• News

Australia Catat Rekor Suhu 50 Derajat, Terpanas dalam 62 Tahun

Yati Maulana | Jum'at, 14/01/2022 11:25 WIB
Australia Catat Rekor Suhu 50 Derajat, Terpanas dalam 62 Tahun Suhu di Australia Barat hari ini, Jumat 14 Januari 2022 mencapai 50 derajat, yang terpanas dalam 62 tahun. Foto: Reuters

JAKARTA - Pihak berwenang Australia memperingatkan warganya untuk tinggal di dalam rumah pada hari Jumat, 14 Januari 2022. Hari ini diperkirakan gelombang panas yang parah di sepanjang pantai barat laut yang mengakibatkan suhu naik menjadi 50,7 derajat Celcius (123 derajat Fahrenheit). Angka ini merupakan yang tertinggi dalam 62 tahun yang lalu.

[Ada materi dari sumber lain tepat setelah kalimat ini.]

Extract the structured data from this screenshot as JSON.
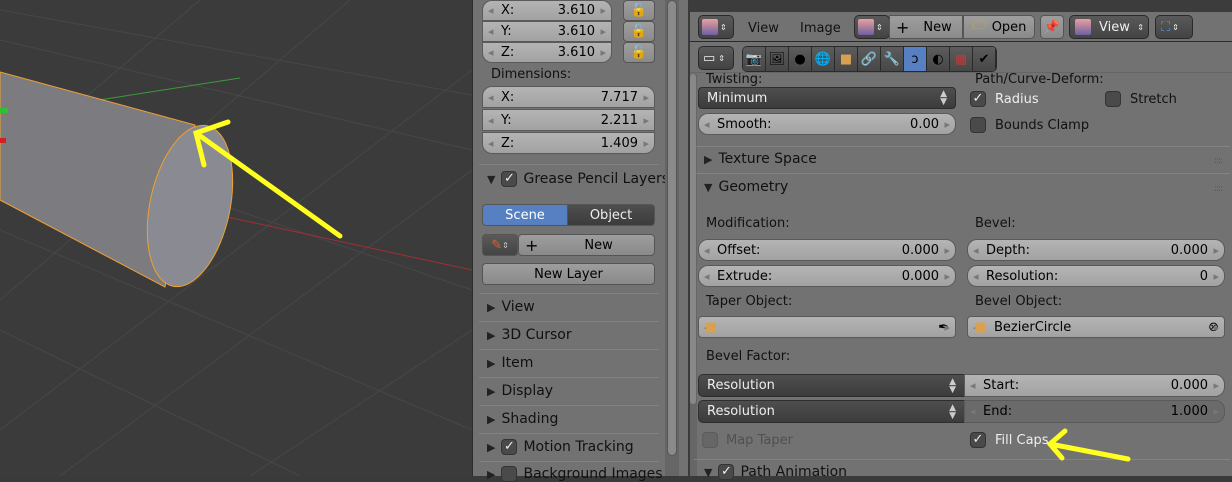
{
  "viewport": {
    "accent_outline": "#f0a030",
    "annotation_color": "#ffff20"
  },
  "n_panel": {
    "scale": [
      {
        "axis": "X:",
        "value": "3.610"
      },
      {
        "axis": "Y:",
        "value": "3.610"
      },
      {
        "axis": "Z:",
        "value": "3.610"
      }
    ],
    "dimensions_label": "Dimensions:",
    "dimensions": [
      {
        "axis": "X:",
        "value": "7.717"
      },
      {
        "axis": "Y:",
        "value": "2.211"
      },
      {
        "axis": "Z:",
        "value": "1.409"
      }
    ],
    "grease_pencil": {
      "title": "Grease Pencil Layers",
      "scene": "Scene",
      "object": "Object",
      "new": "New",
      "new_layer": "New Layer"
    },
    "panels": [
      "View",
      "3D Cursor",
      "Item",
      "Display",
      "Shading",
      "Motion Tracking",
      "Background Images"
    ]
  },
  "image_header": {
    "view": "View",
    "image": "Image",
    "new": "New",
    "open": "Open",
    "view_dropdown": "View"
  },
  "properties": {
    "twisting_label": "Twisting:",
    "twisting_value": "Minimum",
    "smooth_label": "Smooth:",
    "smooth_value": "0.00",
    "deform_label": "Path/Curve-Deform:",
    "radius": "Radius",
    "stretch": "Stretch",
    "bounds_clamp": "Bounds Clamp",
    "texture_space": "Texture Space",
    "geometry": "Geometry",
    "modification": "Modification:",
    "offset_label": "Offset:",
    "offset_value": "0.000",
    "extrude_label": "Extrude:",
    "extrude_value": "0.000",
    "bevel": "Bevel:",
    "depth_label": "Depth:",
    "depth_value": "0.000",
    "resolution_label": "Resolution:",
    "resolution_value": "0",
    "taper_object": "Taper Object:",
    "bevel_object": "Bevel Object:",
    "bevel_object_value": "BezierCircle",
    "bevel_factor": "Bevel Factor:",
    "factor_mode_start": "Resolution",
    "factor_mode_end": "Resolution",
    "start_label": "Start:",
    "start_value": "0.000",
    "end_label": "End:",
    "end_value": "1.000",
    "map_taper": "Map Taper",
    "fill_caps": "Fill Caps",
    "path_animation": "Path Animation"
  }
}
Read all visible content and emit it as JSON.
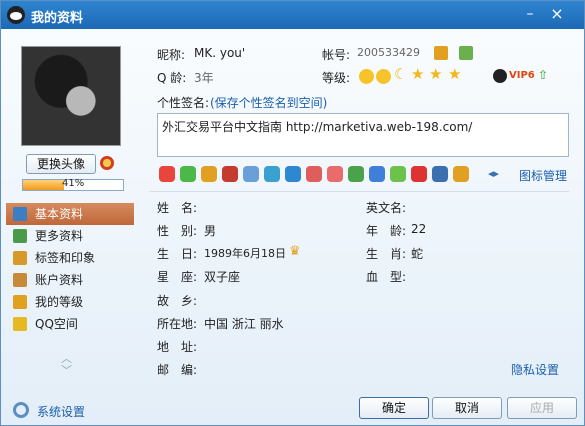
{
  "window": {
    "title": "我的资料",
    "min_glyph": "–",
    "close_glyph": "×"
  },
  "profile": {
    "change_avatar": "更换头像",
    "progress_percent": 41,
    "progress_label": "41%"
  },
  "nav": {
    "items": [
      {
        "label": "基本资料",
        "icon": "profile-card-icon",
        "color": "#3a7fc5"
      },
      {
        "label": "更多资料",
        "icon": "more-info-icon",
        "color": "#4a9a4a"
      },
      {
        "label": "标签和印象",
        "icon": "tag-icon",
        "color": "#d59a2a"
      },
      {
        "label": "账户资料",
        "icon": "account-icon",
        "color": "#c78a3a"
      },
      {
        "label": "我的等级",
        "icon": "level-icon",
        "color": "#e0a020"
      },
      {
        "label": "QQ空间",
        "icon": "qzone-icon",
        "color": "#e6b822"
      }
    ],
    "arrow_up": "︿",
    "arrow_down": "﹀"
  },
  "settings_label": "系统设置",
  "header": {
    "nickname_label": "昵称:",
    "nickname": "MK.  you'",
    "account_label": "帐号:",
    "account": "200533429",
    "qage_label": "Q 龄:",
    "qage": "3年",
    "level_label": "等级:",
    "vip_text": "VIP6",
    "signature_label": "个性签名:",
    "signature_link": "(保存个性签名到空间)"
  },
  "signature": "外汇交易平台中文指南 http://marketiva.web-198.com/",
  "icon_manage": "图标管理",
  "icon_colors": [
    "#e8463c",
    "#4cb848",
    "#e2a023",
    "#c43b2f",
    "#6aa0d8",
    "#39a0d0",
    "#2e88d1",
    "#e05d5d",
    "#e96b6b",
    "#4aa24a",
    "#3f7fd8",
    "#6cc24a",
    "#d33",
    "#3a6fb0",
    "#e2a023"
  ],
  "fields": {
    "name_label": "姓　名:",
    "name": "",
    "english_name_label": "英文名:",
    "english_name": "",
    "gender_label": "性　别:",
    "gender": "男",
    "age_label": "年　龄:",
    "age": "22",
    "birthday_label": "生　日:",
    "birthday": "1989年6月18日",
    "zodiac_label": "生　肖:",
    "zodiac": "蛇",
    "constellation_label": "星　座:",
    "constellation": "双子座",
    "blood_label": "血　型:",
    "blood": "",
    "hometown_label": "故　乡:",
    "hometown": "",
    "location_label": "所在地:",
    "location": "中国  浙江  丽水",
    "address_label": "地　址:",
    "address": "",
    "zipcode_label": "邮　编:",
    "zipcode": ""
  },
  "privacy": "隐私设置",
  "buttons": {
    "ok": "确定",
    "cancel": "取消",
    "apply": "应用"
  }
}
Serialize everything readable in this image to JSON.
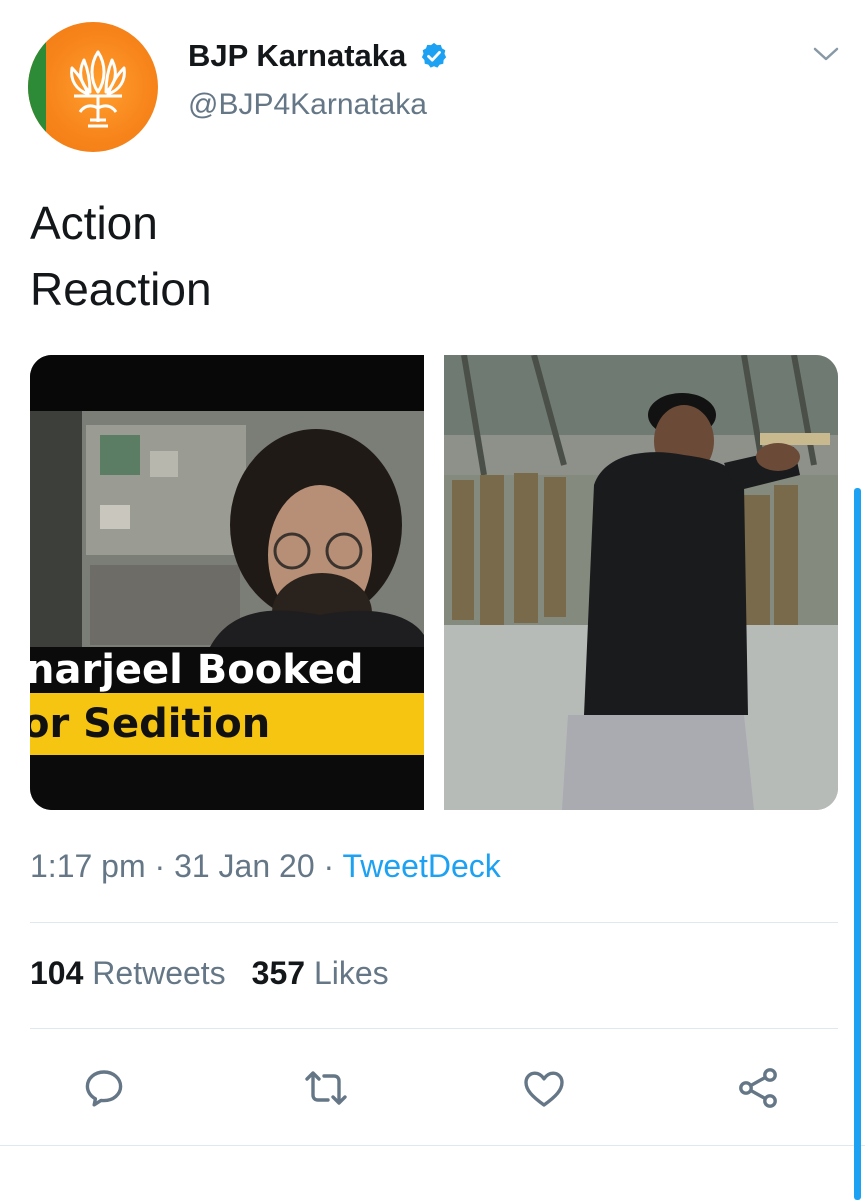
{
  "author": {
    "display_name": "BJP Karnataka",
    "handle": "@BJP4Karnataka",
    "verified": true,
    "avatar_icon": "lotus-logo-icon"
  },
  "tweet": {
    "lines": [
      "Action",
      "Reaction"
    ]
  },
  "media": [
    {
      "caption_line1": "narjeel Booked",
      "caption_line2": "or Sedition"
    },
    {
      "caption_line1": "",
      "caption_line2": ""
    }
  ],
  "meta": {
    "time": "1:17 pm",
    "separator": "·",
    "date": "31 Jan 20",
    "source": "TweetDeck"
  },
  "stats": {
    "retweets_count": "104",
    "retweets_label": "Retweets",
    "likes_count": "357",
    "likes_label": "Likes"
  },
  "actions": [
    "reply-icon",
    "retweet-icon",
    "like-icon",
    "share-icon"
  ],
  "colors": {
    "accent": "#1da1f2",
    "text": "#14171a",
    "muted": "#657786",
    "avatar_orange": "#f7841b",
    "caption_yellow": "#f6c512"
  }
}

Ilmuwan dan aktivis iklim telah membunyikan alarm bahwa pemanasan global akibat emisi gas rumah kaca yang didorong manusia, terutama dari bahan bakar fosil, hampir tidak terkendali.

Tahun-tahun terpanas di planet ini dalam catatan semuanya terjadi dalam dekade terakhir, dengan 2021 menjadi yang terpanas keenam. Demikian ditunjukkan oleh data Administrasi Kelautan dan Atmosfer Nasional AS pekan ini seperti dilansir dari Reuters.

Sebuah wilayah pertambangan biji besi di barat laut, Pilbara Australia, di mana suhu mencapai rekor tertinggi pada hari Kamis, dikenal dengan kondisi panas dan kering, dengan suhu biasanya berkisar di atas tiga puluhan sepanjang tahun ini.

Australia adalah salah satu penghasil emisi karbon per kapita terbesar di dunia, tetapi pemerintah telah menolak untuk mundur dari ketergantungannya pada batu bara dan industri bahan bakar fosil lainnya, dengan mengatakan bahwa hal itu akan merugikan pekerjaan.

Para ilmuwan telah menemukan bahwa kenaikan suhu dapat mempengaruhi kesehatan masyarakat dan produktivitas tenaga kerja di luar ruangan, yang mengakibatkan kerugian ekonomi miliaran dolar.

Menurut sebuah studi global yang diterbitkan minggu ini oleh para peneliti di Duke University, Australia kehilangan rata-rata A$10,3 miliar atau sekitar Rp 103 triliun dan 218 jam produktif setiap tahun dalam dua dekade terakhir karena panas. Mereka memperingatkan bahwa kerugian ini akan semakin dalam dalam beberapa dekade mendatang ketika dunia menuju pemanasan global 1,5 derajat di atas masa pra-industri.

"Hasil ini menyiratkan bahwa kita tidak perlu menunggu 1,5°C pemanasan global untuk mengalami dampak perubahan iklim pada tenaga kerja dan ekonomi. Pemanasan masa depan tambahan memperbesar dampak ini," kata penulis utama Luke Parsons.